The Florida Project is one of those movies that I quickly forget is something with a script and actors and production design and direction, because it just feels so very, very real. Unvarnished. Piercingly credible. There are scenes that made me anxious in a manner so different than the usual movie tension, because I know these sorts of arguments, I know how this goes, because this is real in a gut-wrenching way, in an inevitable, undertow kind of way, in a pure and funny and awful way.
The central characters, a 6-year-old girl and her 24-year-old mom, are played by two people who had never acted in a movie before. This is completely insane and also probably the only way it could ever have been filmed. I can’t imagine any actress, no matter how trained, being able to access the role Bria Vinaite inhabits in this movie, just knows how to inhabit, with every right instinct for how Halley would be, who Halley is. And only a girl as little as Brooklynn Prince has the kind of innocent fearlessness to throw herself wholly into these scenes, just living as Moonee. Moonee treats the world as her playground, and Brooklynn Prince treats her film set the same way.

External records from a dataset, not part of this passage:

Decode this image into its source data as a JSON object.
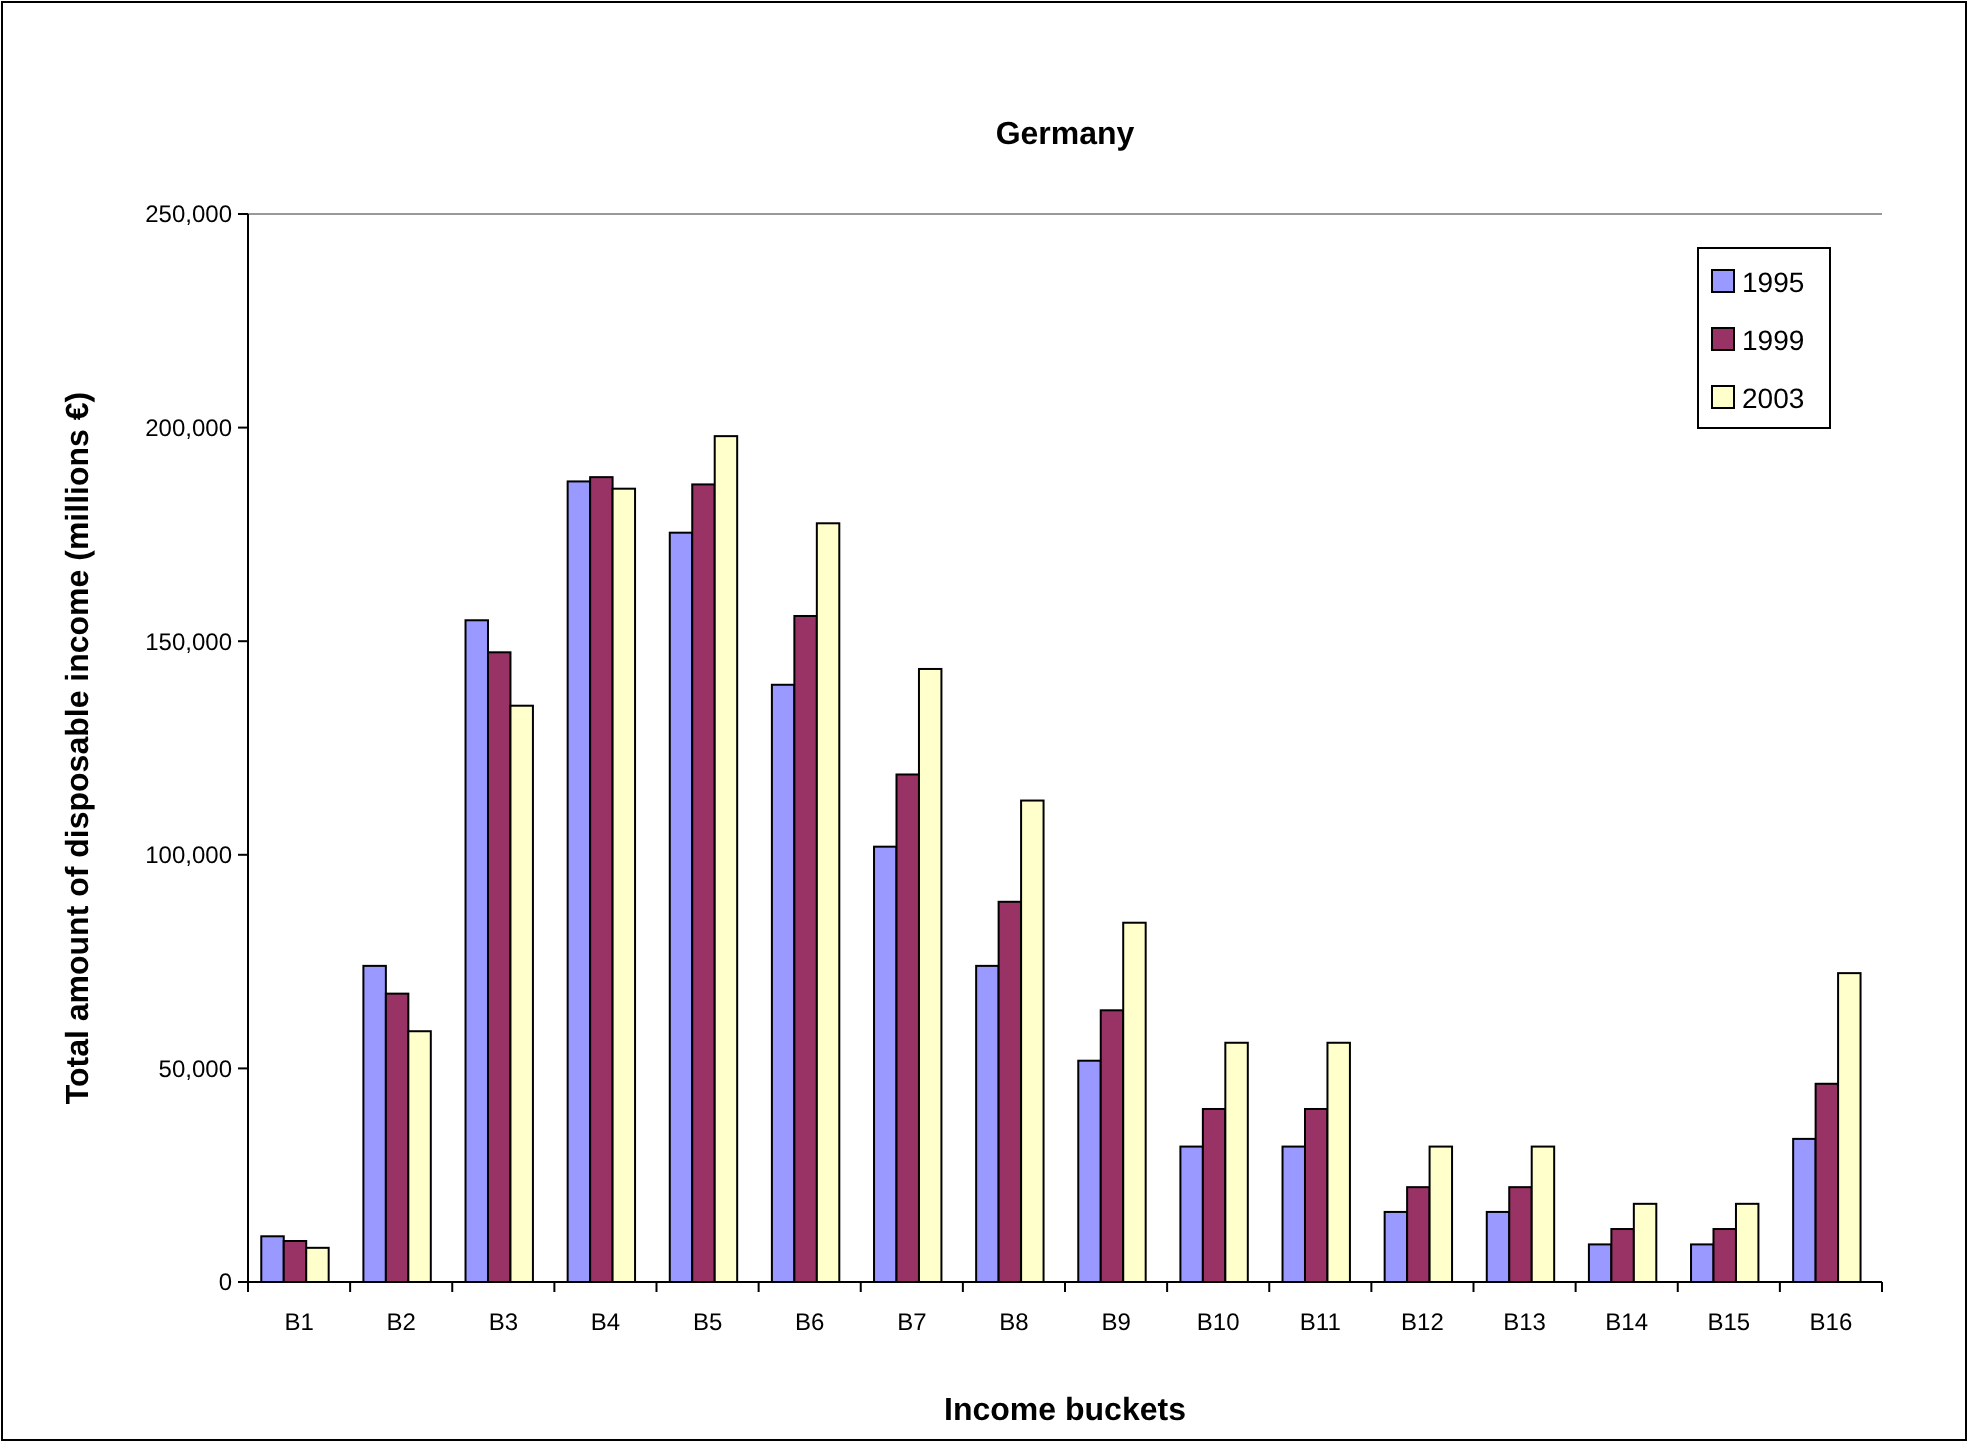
{
  "chart_data": {
    "type": "bar",
    "title": "Germany",
    "xlabel": "Income buckets",
    "ylabel": "Total amount of disposable income (millions €)",
    "categories": [
      "B1",
      "B2",
      "B3",
      "B4",
      "B5",
      "B6",
      "B7",
      "B8",
      "B9",
      "B10",
      "B11",
      "B12",
      "B13",
      "B14",
      "B15",
      "B16"
    ],
    "series": [
      {
        "name": "1995",
        "color": "#9999ff",
        "values": [
          10700,
          74000,
          154900,
          187400,
          175400,
          139800,
          101900,
          74000,
          51800,
          31700,
          31700,
          16400,
          16400,
          8800,
          8800,
          33500
        ]
      },
      {
        "name": "1999",
        "color": "#993366",
        "values": [
          9600,
          67500,
          147400,
          188400,
          186700,
          155900,
          118800,
          89000,
          63600,
          40500,
          40500,
          22200,
          22200,
          12400,
          12400,
          46400
        ]
      },
      {
        "name": "2003",
        "color": "#ffffcc",
        "values": [
          8000,
          58700,
          134900,
          185700,
          198000,
          177600,
          143500,
          112700,
          84100,
          56000,
          56000,
          31700,
          31700,
          18300,
          18300,
          72300
        ]
      }
    ],
    "ylim": [
      0,
      250000
    ],
    "yticks": [
      {
        "value": 0,
        "label": "0"
      },
      {
        "value": 50000,
        "label": "50,000"
      },
      {
        "value": 100000,
        "label": "100,000"
      },
      {
        "value": 150000,
        "label": "150,000"
      },
      {
        "value": 200000,
        "label": "200,000"
      },
      {
        "value": 250000,
        "label": "250,000"
      }
    ],
    "legend": "top right"
  }
}
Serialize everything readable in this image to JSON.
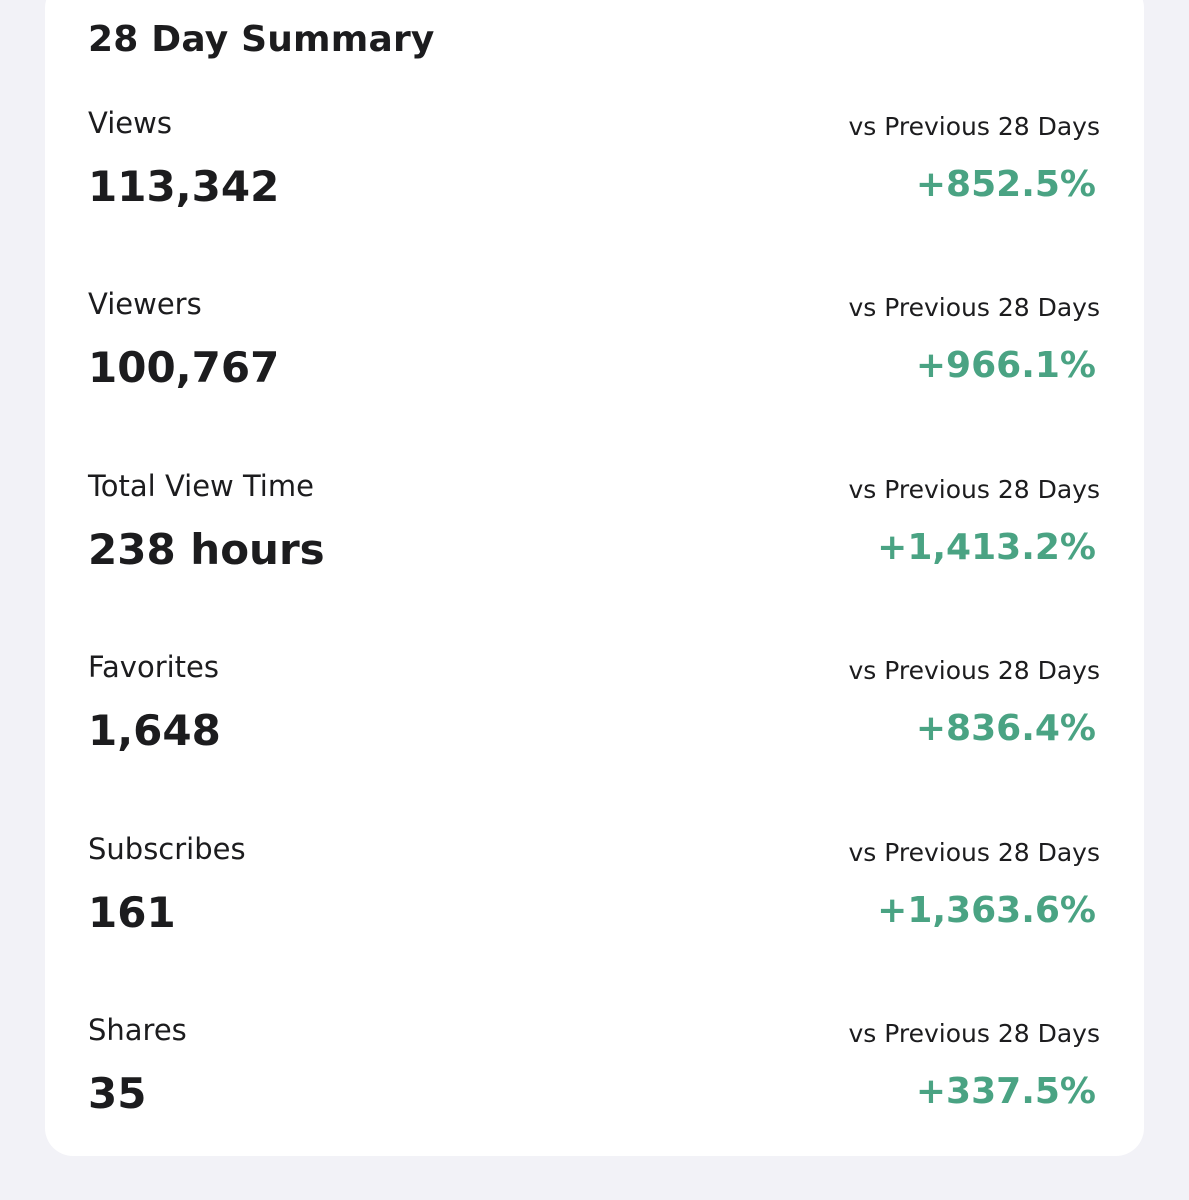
{
  "summary": {
    "title": "28 Day Summary"
  },
  "metrics": [
    {
      "label": "Views",
      "value": "113,342",
      "compare_label": "vs Previous 28 Days",
      "change": "+852.5%"
    },
    {
      "label": "Viewers",
      "value": "100,767",
      "compare_label": "vs Previous 28 Days",
      "change": "+966.1%"
    },
    {
      "label": "Total View Time",
      "value": "238 hours",
      "compare_label": "vs Previous 28 Days",
      "change": "+1,413.2%"
    },
    {
      "label": "Favorites",
      "value": "1,648",
      "compare_label": "vs Previous 28 Days",
      "change": "+836.4%"
    },
    {
      "label": "Subscribes",
      "value": "161",
      "compare_label": "vs Previous 28 Days",
      "change": "+1,363.6%"
    },
    {
      "label": "Shares",
      "value": "35",
      "compare_label": "vs Previous 28 Days",
      "change": "+337.5%"
    }
  ],
  "colors": {
    "positive_change": "#4aa383",
    "background": "#f2f2f7",
    "card": "#ffffff",
    "text": "#1c1c1e"
  }
}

The only experienced actor in this movie, playing, with a bit of metafilmic beauty, the Only Adult In the Room, is the wonderful Willem Dafoe. He is the perfect complement to the rest of the cast: a pillar of tested strength, a foil, a masterclass of method. Worth the price of admission: the moment where Willem Dafoe has three sandhill cranes for scene partners, and of course nails it.
I think ultimately what is most astonishing and good and special about The Florida Project is all that it shows. It shows lives we rarely see on screen, and in the process shows what movies can be: honest, empathetic, and utterly, impossibly real.